2.10_Q&A

2.10 Q&A

Q: What is the relationship between state values and returns?

A: The value of a state is the mean of the returns that can be obtained if the agent starts from that state.

Q: Why do we care about state values?

A: State values can be used to evaluate policies. In fact, optimal policies are defined based on state values. This point will become clearer in the next chapter.

Q: Why do we care about the Bellman equation?

A: The Bellman equation describes the relationships among the values of all states. It is the tool for analyzing state values.

Q: Why is the process of solving the Bellman equation called policy evaluation?

A: Solving the Bellman equation yields state values. Since state values can be used to evaluate a policy, solving the Bellman equation can be interpreted as evaluating the corresponding policy.

Q: Why do we need to study the matrix-vector form of the Bellman equation?

A: The Bellman equation refers to a set of linear equations established for all the states. To solve state values, we must put all the linear equations together. The matrix-vector form is a concise expression of these linear equations.

Q: What is the relationship between state values and action values?

A: On the one hand, a state value is the mean of the action values for that state. On the other hand, an action value relies on the values of the next states that the agent may transition to after taking the action.

Q: Why do we care about the values of the actions that a given policy cannot select?

A: Although a given policy cannot select some actions, this does not mean that these actions are not good. On the contrary, it is possible that the given policy is not good and misses the best action. To find better policies, we must keep exploring different actions even though some of them may not be selected by the given policy.

Chapter 3

Optimal State Values and Bellman Optimality Equation


Figure 3.1: Where we are in this book.

The ultimate goal of reinforcement learning is to seek optimal policies. It is, therefore, necessary to define what optimal policies are. In this chapter, we introduce a core concept and an important tool. The core concept is the optimal state value, based on which we can define optimal policies. The important tool is the Bellman optimality equation, from which we can solve the optimal state values and policies.

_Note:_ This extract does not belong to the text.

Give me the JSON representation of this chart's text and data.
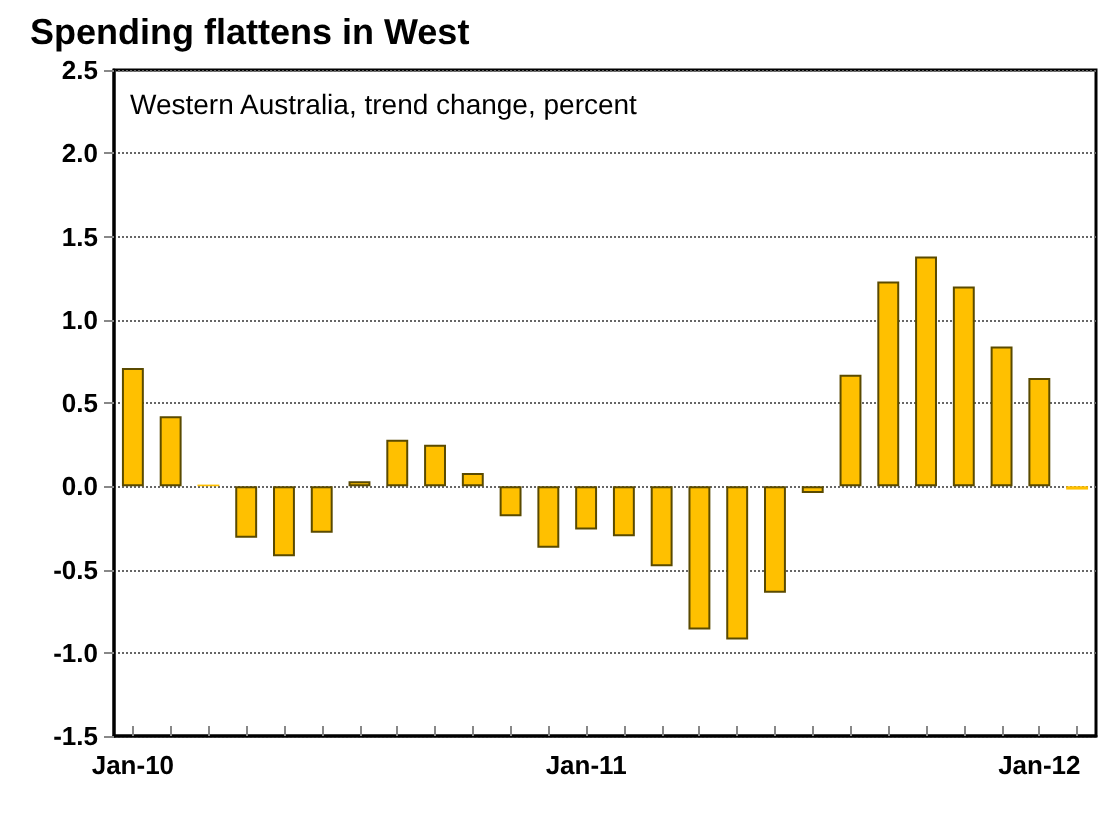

The relationship between the previous, present, and subsequent chapters is as follows. The previous chapter (Chapter 2) introduced the Bellman equation of any given policy.

The present chapter introduces the Bellman optimality equation, which is a special Bellman equation whose corresponding policy is optimal. The next chapter (Chapter 4) will introduce an important algorithm called value iteration, which is exactly the algorithm for solving the Bellman optimality equation as introduced in the present chapter.

Be prepared that this chapter is slightly mathematically intensive. However, it is worth it because many fundamental questions can be clearly answered.